Underperforming & Unprepared

Climate Action Against Disinformation's report highlights how platforms have responded to the EU legislation for online safety so far.

This new report from the Climate Action Against Disinformation (CAAD) identified substantial gaps in Big Tech’s efforts to address climate disinformation on its platforms. Employing an 18-point assessment system and informed by the three latest Strengthened Code of Practice Reports and the initial round of Digital Service Act (DSA) Transparency Reports released earlier this year, CAAD critically assessed current policies to understand how platforms have responded to EU legislation so far.

Despite leading CAAD’s evaluation, Facebook and TikTok scored merely 4.5 out of 18 while X (previously known as Twitter) was the lowest scorer with just 0.5 points. Other big platforms, including Instagram, Pinterest, YouTube, Snapchat, and LinkedIn, scored poorly, further highlighting the systemic failure from platforms to acknowledge and take the issue of climate disinformation seriously.

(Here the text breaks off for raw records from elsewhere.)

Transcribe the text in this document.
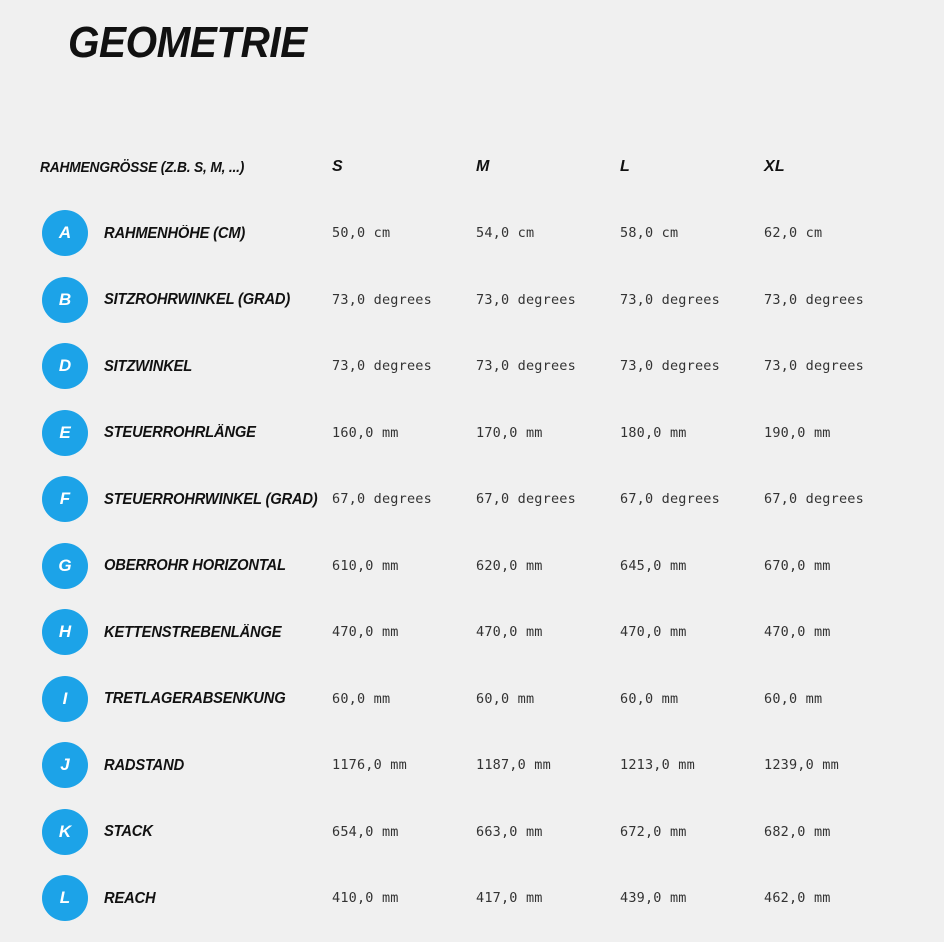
GEOMETRIE
RAHMENGRÖSSE (Z.B. S, M, ...)	S	M	L	XL
A	RAHMENHÖHE (CM)	50,0 cm	54,0 cm	58,0 cm	62,0 cm
B	SITZROHRWINKEL (GRAD)	73,0 degrees	73,0 degrees	73,0 degrees	73,0 degrees
D	SITZWINKEL	73,0 degrees	73,0 degrees	73,0 degrees	73,0 degrees
E	STEUERROHRLÄNGE	160,0 mm	170,0 mm	180,0 mm	190,0 mm
F	STEUERROHRWINKEL (GRAD) 67,0 degrees	67,0 degrees	67,0 degrees	67,0 degrees
G	OBERROHR HORIZONTAL	610,0 mm	620,0 mm	645,0 mm	670,0 mm
H	KETTENSTREBENLÄNGE	470,0 mm	470,0 mm	470,0 mm	470,0 mm
I	TRETLAGERABSENKUNG	60,0 mm	60,0 mm	60,0 mm	60,0 mm
J	RADSTAND	1176,0 mm	1187,0 mm	1213,0 mm	1239,0 mm
K	STACK	654,0 mm	663,0 mm	672,0 mm	682,0 mm
L	REACH	410,0 mm	417,0 mm	439,0 mm	462,0 mm
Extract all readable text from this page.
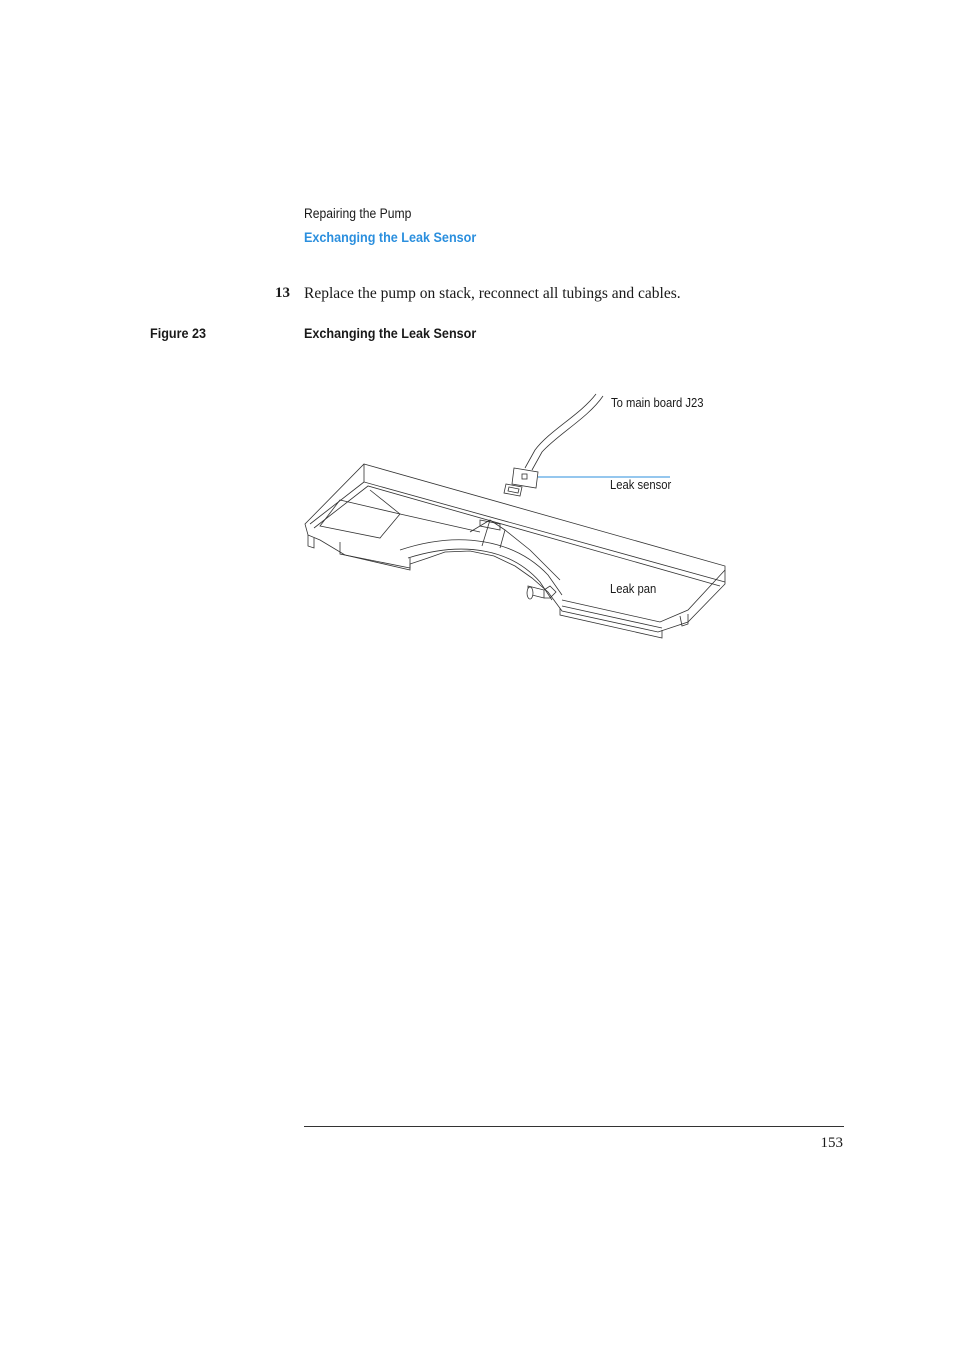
Repairing the Pump
Exchanging the Leak Sensor
13 Replace the pump on stack, reconnect all tubings and cables.
Figure 23	Exchanging the Leak Sensor
To main board J23
Leak sensor
Leak pan
153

This isn’t just a climate issue; it’s a profound crisis threatening public health, safety, and the very foundations of democracy. The time for decisive action from policymakers, regulators, and platforms is not just urgent—it’s overdue.” said the report’s author and CAAD Researcher, Diyora Shadijanova.

“Detailed reports on the proliferation of climate misinformation on Very Large Online Platforms (VLOPs) have been in circulation for several years now.” said Sean Buchan, chief CAAD researcher of the report. ”This analysis shows that, despite groundbreaking legislation, they are dragging their heels and continuing to be as opaque as possible on this crucial issue. Legislators need to enforce VLOPs to do better in order to protect EU citizens from a worsening climate crisis, fuelled by misinformation.”

Commenting on the report, Imran Ahmed, CEO of the Center for Countering Digital Hate, said: “Social media companies like to grade their own homework and praise themselves for being green, but close examination of their actual track records reveals a startling hypocrisy. This analysis shows these companies prefer to shield liars and conspiracy theorists – and even provide them with the tools to monetize their deception – than live up to their promises to the public and advertisers to tackle disinformation that threatens the future of our planet.”

Key findings from the report show:

  • Most platforms do not categorise climate misinformation adequately in their advertising or content moderation policies.
  • There is a significant lack of transparency and visible action on users and brands repeatedly spreading climate misinformation.
  • No platforms have specific policies to restrict advertising from the fossil fuel sector or to prevent greenwashing.